Rhythm and Comedy. Not two genres you often see paired together but when they are, it often makes for a magical pairing. Hide & Dance is the latest iteration from the Hide series. They all have a Japanese family doing something crazy on a blue background and minimalistic art. They often have hiding something at the core of the game.
Hide & Dance see’s you take control of one of six family members and let loose dancing in their room. There are 20 songs to pick from, although only a few are unlocked to start with. Once in the game you’ll have four rhythm lane chutes coming down to hit the buttons with correct timing. I bought the PS4 version so for me I used left, down, cross and circle. As you dance, you’ll see the door to your room jink open and then at certain points during the game, it’ll fly open and either your mum or grandpa will be there waiting to tell you off! When this happens, you need to press the two shoulder buttons together to hide. Hiding see’s you strike a variety of poses or quickly doing other tasks until the family member goes and the rhythm section begins. Get caught or miss five button prompts and its game over.

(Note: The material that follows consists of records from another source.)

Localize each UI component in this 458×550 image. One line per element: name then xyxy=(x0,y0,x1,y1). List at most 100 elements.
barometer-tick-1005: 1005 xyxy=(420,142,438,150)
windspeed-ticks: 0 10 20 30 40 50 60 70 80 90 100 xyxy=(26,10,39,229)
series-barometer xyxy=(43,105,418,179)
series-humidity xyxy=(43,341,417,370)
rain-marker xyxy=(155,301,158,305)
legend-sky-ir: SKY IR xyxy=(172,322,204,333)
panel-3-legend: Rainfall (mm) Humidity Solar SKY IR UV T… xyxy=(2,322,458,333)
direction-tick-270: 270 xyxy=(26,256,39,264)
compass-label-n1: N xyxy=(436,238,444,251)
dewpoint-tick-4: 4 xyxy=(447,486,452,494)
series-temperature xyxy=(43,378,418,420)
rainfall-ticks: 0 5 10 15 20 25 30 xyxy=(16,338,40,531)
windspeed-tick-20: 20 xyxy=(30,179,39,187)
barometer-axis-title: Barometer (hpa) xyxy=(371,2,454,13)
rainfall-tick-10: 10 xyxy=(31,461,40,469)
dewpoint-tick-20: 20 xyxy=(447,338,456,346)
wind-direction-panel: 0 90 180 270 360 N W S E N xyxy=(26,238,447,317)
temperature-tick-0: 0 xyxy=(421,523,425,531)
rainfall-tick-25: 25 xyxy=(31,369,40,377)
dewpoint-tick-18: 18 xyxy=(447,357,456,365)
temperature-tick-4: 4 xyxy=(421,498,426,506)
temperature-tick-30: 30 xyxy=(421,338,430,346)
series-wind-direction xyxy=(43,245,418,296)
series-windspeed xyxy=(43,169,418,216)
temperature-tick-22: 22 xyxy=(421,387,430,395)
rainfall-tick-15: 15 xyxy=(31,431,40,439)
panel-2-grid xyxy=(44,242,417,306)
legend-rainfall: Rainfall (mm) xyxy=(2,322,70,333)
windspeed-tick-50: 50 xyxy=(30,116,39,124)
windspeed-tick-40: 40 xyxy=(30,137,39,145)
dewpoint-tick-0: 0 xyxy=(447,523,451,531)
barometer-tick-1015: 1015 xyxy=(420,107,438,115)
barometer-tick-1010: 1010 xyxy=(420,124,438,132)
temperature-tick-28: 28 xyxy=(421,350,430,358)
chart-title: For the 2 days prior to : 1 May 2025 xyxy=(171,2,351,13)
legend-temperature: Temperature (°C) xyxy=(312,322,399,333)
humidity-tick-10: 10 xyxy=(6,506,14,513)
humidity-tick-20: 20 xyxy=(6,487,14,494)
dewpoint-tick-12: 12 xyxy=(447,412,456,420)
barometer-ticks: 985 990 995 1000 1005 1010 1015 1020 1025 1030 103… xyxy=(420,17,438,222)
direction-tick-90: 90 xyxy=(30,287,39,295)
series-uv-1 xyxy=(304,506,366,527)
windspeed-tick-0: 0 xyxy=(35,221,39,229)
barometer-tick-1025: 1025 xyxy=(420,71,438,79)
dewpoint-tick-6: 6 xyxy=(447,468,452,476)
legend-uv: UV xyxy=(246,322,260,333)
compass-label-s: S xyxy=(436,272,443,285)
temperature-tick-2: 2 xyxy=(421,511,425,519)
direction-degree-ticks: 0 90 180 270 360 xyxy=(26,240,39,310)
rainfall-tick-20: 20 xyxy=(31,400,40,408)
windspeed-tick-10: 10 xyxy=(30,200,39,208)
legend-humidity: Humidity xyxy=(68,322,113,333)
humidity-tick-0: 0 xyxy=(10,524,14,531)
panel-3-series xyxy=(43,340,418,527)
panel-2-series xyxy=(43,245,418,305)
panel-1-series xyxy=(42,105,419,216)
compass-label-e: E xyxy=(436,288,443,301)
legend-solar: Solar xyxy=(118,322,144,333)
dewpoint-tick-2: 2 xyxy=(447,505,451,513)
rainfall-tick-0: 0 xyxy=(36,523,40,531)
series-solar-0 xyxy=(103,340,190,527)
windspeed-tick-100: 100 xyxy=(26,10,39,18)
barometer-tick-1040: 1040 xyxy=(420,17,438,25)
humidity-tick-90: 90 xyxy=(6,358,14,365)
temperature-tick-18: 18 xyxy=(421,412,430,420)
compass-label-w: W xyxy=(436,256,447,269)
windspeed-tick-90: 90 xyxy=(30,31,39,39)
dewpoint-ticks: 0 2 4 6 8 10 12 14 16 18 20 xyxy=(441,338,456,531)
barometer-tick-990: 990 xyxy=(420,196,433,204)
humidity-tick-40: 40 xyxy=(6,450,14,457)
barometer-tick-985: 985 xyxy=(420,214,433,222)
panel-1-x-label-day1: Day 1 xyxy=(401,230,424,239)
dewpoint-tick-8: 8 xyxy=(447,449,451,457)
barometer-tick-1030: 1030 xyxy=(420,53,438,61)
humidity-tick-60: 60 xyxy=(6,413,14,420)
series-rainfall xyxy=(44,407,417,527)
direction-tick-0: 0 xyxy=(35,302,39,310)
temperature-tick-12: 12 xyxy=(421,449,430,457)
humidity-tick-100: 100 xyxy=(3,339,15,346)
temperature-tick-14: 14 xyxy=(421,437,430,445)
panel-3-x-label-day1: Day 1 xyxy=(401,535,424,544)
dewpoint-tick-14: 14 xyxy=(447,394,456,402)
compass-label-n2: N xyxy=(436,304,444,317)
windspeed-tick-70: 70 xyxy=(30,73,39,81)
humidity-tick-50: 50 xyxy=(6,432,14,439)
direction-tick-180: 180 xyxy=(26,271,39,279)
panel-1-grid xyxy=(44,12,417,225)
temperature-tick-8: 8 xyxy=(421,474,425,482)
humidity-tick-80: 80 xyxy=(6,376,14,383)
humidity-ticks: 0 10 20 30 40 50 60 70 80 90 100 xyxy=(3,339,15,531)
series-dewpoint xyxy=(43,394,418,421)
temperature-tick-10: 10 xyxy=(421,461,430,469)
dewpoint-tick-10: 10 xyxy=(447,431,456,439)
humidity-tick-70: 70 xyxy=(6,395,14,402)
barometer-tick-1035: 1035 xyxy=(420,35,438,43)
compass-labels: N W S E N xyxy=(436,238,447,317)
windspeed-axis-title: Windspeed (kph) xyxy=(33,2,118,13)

For a simple premise, Hide & Dance executes it well. You collect coins as you play which you place into a gatcha to unlock tracks, button noises and 4 locked characters. The songs all have normal, hard and extreme modes although veteran rhythm players will not feel pressure at all aside from a couple of the extreme charts. There is even a two player mode and surprisingly a music/video calibration mode – something serious rhythm games often lack. The door opens at the same times every chart so you may fail once whilst getting used to the track and then you’ll be fine. Non rhythm games will still find Normal a breeze but may come unstuck half way through Hard mode when double presses become a regular activity.
The only negatives I have are that the tracks are all short and over within 90 seconds at the longest and some family members haven’t got as many hiding poses to see compared to others. The cat only has about six and the fly one. I wished there was a little more given to them – and the mum appears a little underdone too compared to the kids and grandpa. Overall though, this is a 2 hour game that is very playable, silly fun and made me laugh out loud more than once. It’ll be one you’ll pull out for friends to laugh at for a few minutes before you move onto something else but it will definitely be staying in my rotation as a palette cleanser. Good fun.